To mark International Women’s Day on the 8th of March 2019 I will be celebrating 8 women throughout fashion history who have showed a middle finger to the patriarchy and used clothes to empower them and generations to come. I couldn’t write this article however without paying homage to Joan of Arc, who in the 15th century used crossdressing as a means for her to gain power within the French military and fight in the Hundred Years’ War. As Joan of Arc has paved the way for many women to use fashion and clothing as a means of female empowerment so have these 8 inspiring women.
1. Sarah Bernhardt
Sarah Bernhardt was one of the most famous, if not the most famous, actress of the late 19thand early 20thcentury not only famed for her performances but also her gender bending fashion choices. She chose to wear trousers and trouser suits on multiple occasions and most memorably in 1876 posed for a pictorial portrait in a white trouser suit in front of a bust of herself. This paved the way for more women to begin wearing trousers, with the fin de siècle (end of the 19thcentury) seeing the emergence of “The New Woman” who wore trousers and just generally showed the patriarchy a middle finger. In 1918 Levi’s debuted “Freedom-Alls” and then a decade later released the “Lady Levi’s” all in a time when the law actually stopped women from wearing trousers or “dressing like men”.
2. Suzanne Lenglen
An infamous tennis player of the 1920’s, Suzanne Lenglen was the first woman to wear bare arms and a shorter skirt while playing the sport as well as fur coats to matches and drinking alcohol in between sets. She was famously pictured in 1926 at the Wimbledon Championships in her flapper-style headband, knee length pleated white Skirt and sleeveless top. She paved the way for women to have freedom of movement and to be powerful in their clothes, freeing them from the corsets and awkward full-length skirts that impinged the movement of real female athletes. We have Suzanne Lenglen to thank for Serena William’s catsuit and tutus!
3. Josephine Baker
Josephine Baker was one of the most famous flappers and black entertainers of the 1920’s and 30’s whose fashion choices broke the mould and allowed her to reclaim her image as a black woman, most importantly through her banana flapper dress. While performing in Paris in 1926 Baker wore a skirt made of rubber bananas and jewellery to cover her breasts. What this outfit managed to do was play on the imagination of white men at the time and the stereotypes surrounding black culture and its savagery by exaggerating all of these stereotypes that white people believed. She still influences fashion to this day with modern black female fashion icons such as Beyoncé and Rihanna wearing looks inspired by her.
4. Robin Morgan
One of the organisers of the Miss America protest in 1968 who threw symbol of women’s oppression through clothing and domestic objects into the Freedom Trash Can. While the story goes that bras were burnt as a show of women’s protest against their oppression by the patriarchy Morgan debunks this myth and tells how women threw lipstick and high heels as well as bras into the Freedom Trash Can as a show that women would be influenced no more by beauty standards that the patriarchy imposed on them.
5. Grace Jones
In her Nightclubbing album cover of 1981 Grace Jones is pictured in a tailored suit jacket, cigarette in mouth and signature flat top haircut. Grace Jones was arguably the catalyst for the androgynous crossdressing of the 1980’s. She redefined the beauty standards for women and how women were “meant” to dress, challenging even deeper the categories of feminine and masculine.

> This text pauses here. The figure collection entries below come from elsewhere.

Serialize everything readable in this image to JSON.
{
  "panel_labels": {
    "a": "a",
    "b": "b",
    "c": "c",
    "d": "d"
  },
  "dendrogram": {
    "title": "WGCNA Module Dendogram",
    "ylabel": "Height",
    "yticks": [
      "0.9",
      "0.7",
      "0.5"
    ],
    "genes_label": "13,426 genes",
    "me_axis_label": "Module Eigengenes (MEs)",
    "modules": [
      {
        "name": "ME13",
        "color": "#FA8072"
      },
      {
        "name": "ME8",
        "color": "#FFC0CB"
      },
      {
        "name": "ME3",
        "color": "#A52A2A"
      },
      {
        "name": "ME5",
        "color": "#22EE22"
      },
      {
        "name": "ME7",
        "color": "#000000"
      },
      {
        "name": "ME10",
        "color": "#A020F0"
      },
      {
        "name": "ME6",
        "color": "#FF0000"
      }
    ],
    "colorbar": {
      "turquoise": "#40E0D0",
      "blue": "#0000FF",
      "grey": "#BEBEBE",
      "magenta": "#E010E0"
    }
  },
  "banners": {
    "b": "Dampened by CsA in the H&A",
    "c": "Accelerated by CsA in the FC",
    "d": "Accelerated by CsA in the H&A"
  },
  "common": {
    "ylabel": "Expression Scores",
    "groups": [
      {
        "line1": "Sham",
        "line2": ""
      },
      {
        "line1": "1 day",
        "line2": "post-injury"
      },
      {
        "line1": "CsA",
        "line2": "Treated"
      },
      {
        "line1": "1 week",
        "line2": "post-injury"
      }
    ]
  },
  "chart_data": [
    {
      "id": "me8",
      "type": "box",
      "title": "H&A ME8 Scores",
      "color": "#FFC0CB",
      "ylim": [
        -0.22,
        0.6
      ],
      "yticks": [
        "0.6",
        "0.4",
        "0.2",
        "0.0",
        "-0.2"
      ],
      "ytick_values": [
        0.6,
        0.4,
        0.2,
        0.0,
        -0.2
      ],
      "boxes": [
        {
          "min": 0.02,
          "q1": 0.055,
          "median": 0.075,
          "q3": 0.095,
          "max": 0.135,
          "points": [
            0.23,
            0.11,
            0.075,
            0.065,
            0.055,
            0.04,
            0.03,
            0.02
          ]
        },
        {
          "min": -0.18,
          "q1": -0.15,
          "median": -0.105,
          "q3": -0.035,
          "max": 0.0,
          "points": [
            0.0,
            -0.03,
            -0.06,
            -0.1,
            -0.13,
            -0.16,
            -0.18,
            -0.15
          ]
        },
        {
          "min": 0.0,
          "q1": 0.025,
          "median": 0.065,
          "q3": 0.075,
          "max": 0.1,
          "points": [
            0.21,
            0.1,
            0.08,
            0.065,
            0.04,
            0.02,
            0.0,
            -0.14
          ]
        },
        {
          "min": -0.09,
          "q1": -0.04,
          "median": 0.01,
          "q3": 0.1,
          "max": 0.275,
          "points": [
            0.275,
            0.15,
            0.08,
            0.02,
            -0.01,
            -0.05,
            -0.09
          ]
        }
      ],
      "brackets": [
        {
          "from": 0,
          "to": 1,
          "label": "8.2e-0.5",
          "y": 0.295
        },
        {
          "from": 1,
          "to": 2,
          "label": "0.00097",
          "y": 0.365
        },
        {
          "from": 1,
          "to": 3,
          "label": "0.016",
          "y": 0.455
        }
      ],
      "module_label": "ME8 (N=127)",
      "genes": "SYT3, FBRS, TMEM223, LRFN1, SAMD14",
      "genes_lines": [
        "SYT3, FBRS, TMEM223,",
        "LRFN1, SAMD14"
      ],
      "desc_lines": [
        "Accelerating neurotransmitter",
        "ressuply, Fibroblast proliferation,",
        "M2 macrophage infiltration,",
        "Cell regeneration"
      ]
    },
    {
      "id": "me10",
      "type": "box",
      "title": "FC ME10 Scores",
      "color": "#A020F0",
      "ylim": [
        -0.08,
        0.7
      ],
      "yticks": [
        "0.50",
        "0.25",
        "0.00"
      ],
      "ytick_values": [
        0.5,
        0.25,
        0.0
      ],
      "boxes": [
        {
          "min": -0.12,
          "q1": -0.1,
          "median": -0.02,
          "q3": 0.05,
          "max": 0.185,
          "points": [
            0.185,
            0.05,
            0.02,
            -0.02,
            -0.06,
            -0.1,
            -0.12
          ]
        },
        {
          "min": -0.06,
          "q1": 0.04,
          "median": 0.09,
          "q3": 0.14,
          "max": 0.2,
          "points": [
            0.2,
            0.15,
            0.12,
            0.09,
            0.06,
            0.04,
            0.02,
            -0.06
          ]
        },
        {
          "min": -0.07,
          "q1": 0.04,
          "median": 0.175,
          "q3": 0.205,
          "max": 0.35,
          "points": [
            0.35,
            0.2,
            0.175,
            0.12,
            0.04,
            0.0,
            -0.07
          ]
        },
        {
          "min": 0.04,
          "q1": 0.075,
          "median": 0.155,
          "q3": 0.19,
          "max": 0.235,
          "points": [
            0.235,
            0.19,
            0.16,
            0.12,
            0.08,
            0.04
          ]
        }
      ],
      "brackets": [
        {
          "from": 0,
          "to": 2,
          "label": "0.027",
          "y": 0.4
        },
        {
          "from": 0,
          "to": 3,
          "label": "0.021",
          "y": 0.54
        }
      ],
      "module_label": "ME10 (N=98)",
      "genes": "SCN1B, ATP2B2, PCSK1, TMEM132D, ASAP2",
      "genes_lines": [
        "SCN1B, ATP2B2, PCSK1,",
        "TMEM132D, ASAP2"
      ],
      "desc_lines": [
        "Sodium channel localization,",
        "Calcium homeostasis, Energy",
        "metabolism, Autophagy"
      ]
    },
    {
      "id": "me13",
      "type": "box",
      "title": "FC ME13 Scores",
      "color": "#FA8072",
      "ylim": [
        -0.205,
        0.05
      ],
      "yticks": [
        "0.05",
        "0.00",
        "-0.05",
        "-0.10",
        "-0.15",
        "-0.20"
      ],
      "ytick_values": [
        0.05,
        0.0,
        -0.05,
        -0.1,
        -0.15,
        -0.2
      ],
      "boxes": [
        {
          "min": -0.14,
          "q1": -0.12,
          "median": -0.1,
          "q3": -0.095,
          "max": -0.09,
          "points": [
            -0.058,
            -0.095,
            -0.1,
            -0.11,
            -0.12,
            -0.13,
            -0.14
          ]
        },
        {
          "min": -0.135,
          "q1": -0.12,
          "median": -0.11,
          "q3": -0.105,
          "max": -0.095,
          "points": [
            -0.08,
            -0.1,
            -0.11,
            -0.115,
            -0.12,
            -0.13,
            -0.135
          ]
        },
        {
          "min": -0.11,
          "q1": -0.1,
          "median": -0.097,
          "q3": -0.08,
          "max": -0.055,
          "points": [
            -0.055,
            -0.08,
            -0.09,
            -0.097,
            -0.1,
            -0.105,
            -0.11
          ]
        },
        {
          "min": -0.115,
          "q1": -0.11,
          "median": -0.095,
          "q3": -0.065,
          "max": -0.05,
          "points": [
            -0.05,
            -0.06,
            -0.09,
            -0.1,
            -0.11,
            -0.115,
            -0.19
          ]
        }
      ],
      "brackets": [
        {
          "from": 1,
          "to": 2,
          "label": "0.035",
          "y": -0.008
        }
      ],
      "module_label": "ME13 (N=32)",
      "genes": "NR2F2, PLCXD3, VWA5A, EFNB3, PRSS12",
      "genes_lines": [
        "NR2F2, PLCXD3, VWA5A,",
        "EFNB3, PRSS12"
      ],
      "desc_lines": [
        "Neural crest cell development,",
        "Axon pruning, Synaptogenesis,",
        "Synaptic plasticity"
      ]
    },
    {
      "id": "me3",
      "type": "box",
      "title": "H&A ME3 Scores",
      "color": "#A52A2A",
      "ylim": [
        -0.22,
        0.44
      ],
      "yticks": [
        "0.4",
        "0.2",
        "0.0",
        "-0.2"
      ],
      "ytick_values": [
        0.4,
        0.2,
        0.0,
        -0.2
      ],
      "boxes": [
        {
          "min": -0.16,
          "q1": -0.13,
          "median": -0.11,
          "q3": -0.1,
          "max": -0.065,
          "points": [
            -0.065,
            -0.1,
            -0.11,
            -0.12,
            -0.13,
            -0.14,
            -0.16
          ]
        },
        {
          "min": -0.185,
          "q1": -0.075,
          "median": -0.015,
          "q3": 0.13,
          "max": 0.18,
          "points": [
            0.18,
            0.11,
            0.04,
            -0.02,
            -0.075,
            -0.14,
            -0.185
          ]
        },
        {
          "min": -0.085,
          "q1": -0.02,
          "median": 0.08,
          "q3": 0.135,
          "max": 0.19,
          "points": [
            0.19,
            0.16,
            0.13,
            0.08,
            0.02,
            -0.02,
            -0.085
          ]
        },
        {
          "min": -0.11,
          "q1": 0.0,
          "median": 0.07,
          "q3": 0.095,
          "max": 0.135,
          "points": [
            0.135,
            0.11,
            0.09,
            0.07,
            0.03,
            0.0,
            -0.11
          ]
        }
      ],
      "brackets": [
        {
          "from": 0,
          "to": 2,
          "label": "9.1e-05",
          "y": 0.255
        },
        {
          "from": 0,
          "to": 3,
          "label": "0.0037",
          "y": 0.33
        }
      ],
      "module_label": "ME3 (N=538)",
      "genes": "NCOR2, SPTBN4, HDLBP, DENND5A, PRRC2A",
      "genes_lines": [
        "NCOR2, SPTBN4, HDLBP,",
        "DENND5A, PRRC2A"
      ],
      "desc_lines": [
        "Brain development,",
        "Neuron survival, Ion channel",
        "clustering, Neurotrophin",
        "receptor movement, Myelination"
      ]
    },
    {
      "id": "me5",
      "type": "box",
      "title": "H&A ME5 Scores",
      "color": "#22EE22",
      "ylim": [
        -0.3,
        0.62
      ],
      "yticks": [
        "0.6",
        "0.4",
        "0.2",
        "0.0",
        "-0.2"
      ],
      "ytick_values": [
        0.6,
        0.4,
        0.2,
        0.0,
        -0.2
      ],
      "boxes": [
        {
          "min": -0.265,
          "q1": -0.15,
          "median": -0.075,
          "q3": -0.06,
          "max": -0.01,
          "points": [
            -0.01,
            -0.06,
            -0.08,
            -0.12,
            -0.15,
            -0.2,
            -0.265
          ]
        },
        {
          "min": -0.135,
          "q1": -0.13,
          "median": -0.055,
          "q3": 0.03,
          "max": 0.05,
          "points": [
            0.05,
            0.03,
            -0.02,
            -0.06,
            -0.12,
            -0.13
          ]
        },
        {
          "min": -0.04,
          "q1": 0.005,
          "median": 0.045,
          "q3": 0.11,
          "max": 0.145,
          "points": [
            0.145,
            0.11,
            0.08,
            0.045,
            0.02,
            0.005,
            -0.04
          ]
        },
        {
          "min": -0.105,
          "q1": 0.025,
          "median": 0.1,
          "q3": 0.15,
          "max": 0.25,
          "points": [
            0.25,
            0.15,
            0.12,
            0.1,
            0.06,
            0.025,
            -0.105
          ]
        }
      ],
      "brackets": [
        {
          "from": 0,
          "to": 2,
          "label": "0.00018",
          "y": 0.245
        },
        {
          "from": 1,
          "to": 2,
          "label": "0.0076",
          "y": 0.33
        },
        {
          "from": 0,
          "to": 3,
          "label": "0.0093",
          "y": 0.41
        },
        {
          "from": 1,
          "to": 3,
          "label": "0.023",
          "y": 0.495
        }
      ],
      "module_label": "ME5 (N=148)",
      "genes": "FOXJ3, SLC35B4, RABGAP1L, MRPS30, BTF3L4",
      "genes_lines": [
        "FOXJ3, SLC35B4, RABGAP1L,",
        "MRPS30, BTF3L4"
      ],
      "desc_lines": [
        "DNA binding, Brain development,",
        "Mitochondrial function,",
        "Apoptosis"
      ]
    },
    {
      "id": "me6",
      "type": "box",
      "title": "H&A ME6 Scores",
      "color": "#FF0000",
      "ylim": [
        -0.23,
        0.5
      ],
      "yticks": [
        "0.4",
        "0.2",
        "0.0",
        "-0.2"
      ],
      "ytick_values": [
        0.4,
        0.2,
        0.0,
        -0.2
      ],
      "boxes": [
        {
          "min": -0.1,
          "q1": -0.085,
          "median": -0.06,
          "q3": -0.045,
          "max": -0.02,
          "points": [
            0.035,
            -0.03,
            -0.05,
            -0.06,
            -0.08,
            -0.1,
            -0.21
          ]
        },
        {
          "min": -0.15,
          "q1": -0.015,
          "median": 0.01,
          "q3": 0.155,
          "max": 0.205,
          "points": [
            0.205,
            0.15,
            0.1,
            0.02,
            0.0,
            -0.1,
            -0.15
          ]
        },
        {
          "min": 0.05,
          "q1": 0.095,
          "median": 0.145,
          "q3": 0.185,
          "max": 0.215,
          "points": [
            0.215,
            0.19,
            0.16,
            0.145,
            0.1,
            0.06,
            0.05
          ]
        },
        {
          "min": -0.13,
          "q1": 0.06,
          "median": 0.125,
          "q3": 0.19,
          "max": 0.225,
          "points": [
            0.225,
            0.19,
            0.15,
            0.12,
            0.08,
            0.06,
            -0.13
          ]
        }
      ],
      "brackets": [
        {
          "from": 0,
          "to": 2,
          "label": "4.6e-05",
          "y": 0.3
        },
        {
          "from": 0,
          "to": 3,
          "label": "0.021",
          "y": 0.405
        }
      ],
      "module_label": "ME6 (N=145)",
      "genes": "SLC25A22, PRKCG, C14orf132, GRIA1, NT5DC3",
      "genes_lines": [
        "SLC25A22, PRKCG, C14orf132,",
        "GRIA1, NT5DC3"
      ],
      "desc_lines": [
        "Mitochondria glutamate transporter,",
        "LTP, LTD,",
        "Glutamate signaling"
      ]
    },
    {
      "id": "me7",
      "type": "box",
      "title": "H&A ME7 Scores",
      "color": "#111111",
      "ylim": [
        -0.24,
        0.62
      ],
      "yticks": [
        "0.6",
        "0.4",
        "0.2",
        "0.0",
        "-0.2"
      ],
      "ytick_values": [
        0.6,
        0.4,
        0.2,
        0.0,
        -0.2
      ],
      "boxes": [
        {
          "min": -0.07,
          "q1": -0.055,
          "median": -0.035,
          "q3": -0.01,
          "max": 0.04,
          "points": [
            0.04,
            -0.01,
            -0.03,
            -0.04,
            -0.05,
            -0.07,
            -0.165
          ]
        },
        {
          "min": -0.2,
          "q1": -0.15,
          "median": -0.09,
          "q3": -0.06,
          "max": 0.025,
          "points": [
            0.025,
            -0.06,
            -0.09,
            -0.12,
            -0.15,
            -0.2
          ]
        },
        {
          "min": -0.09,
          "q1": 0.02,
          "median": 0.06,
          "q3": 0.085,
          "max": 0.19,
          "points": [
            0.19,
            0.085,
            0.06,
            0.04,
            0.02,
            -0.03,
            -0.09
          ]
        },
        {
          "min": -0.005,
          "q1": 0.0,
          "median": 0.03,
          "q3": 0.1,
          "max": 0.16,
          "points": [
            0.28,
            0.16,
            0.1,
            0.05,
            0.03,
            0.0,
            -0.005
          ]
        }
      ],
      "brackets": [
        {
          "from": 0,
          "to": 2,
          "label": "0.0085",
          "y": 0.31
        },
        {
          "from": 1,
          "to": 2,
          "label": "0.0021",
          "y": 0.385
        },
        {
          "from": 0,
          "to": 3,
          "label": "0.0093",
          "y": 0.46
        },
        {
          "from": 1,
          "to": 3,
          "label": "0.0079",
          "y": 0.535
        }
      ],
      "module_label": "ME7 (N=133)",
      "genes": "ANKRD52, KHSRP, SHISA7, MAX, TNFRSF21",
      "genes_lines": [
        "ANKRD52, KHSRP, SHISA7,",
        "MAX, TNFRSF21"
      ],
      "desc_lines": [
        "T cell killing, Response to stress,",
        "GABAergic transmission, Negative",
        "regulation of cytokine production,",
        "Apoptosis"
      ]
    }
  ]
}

Certainly one of the biggest fashion icons ever, Madonna has been a paragon of fashion risks ever since her emergence on the music scene in the 1980’s. Her most iconic look, in my opinion, is the cone bra first designed by Jean Paul Gaultier and worn on tour in 1990 during her Blond Ambition phase. What Madonna did was to shake up the idea of women’s sexuality as taboo and help women embrace it, wearing underwear as outerwear and exaggerating and thus reclaiming the sexualisation of women’s bodies by the patriarchy.
7. Ibtihaj Muhammad
Fencer Ibtihaj Muhammad was the first Muslim American woman to wear a hijab while competing for the U.S in the Olympics in 2016. While other Muslim women have worn hijabs to compete in sports such as weightlifter Kulsum Abdullah in 2011 and track runner Sarah Attar in 2012, Ibtihaj gave the issue a worldwide platform showing Muslim women and girls that they are not and should not be prohibited from playing the sports that they love and competing just because of their religion and choice of dress. She has had the first hijab wearing Barbie modelled after her and has influenced Nike’s Pro Hijab campaign of 2017.
8. Rachel McAdams
I give Rachel McAdams the last spot on this list of inspirational women because of her cover of Girls Girls Girls magazine in 2018 where she is pictured in head to toe Versace, modelling Bulhari jewellery and accessorizing with breast pumps affixed to her chest. With this cover Rachel manages to show how badass mothers truly are and obliterates stereotypes of breast feeding as scary, unnatural or disgusting. Remember Nigel Farage’s comments from 2014 that breastfeeding mothers should sit in a corner? I think the cover of a magazine is far more appropriate.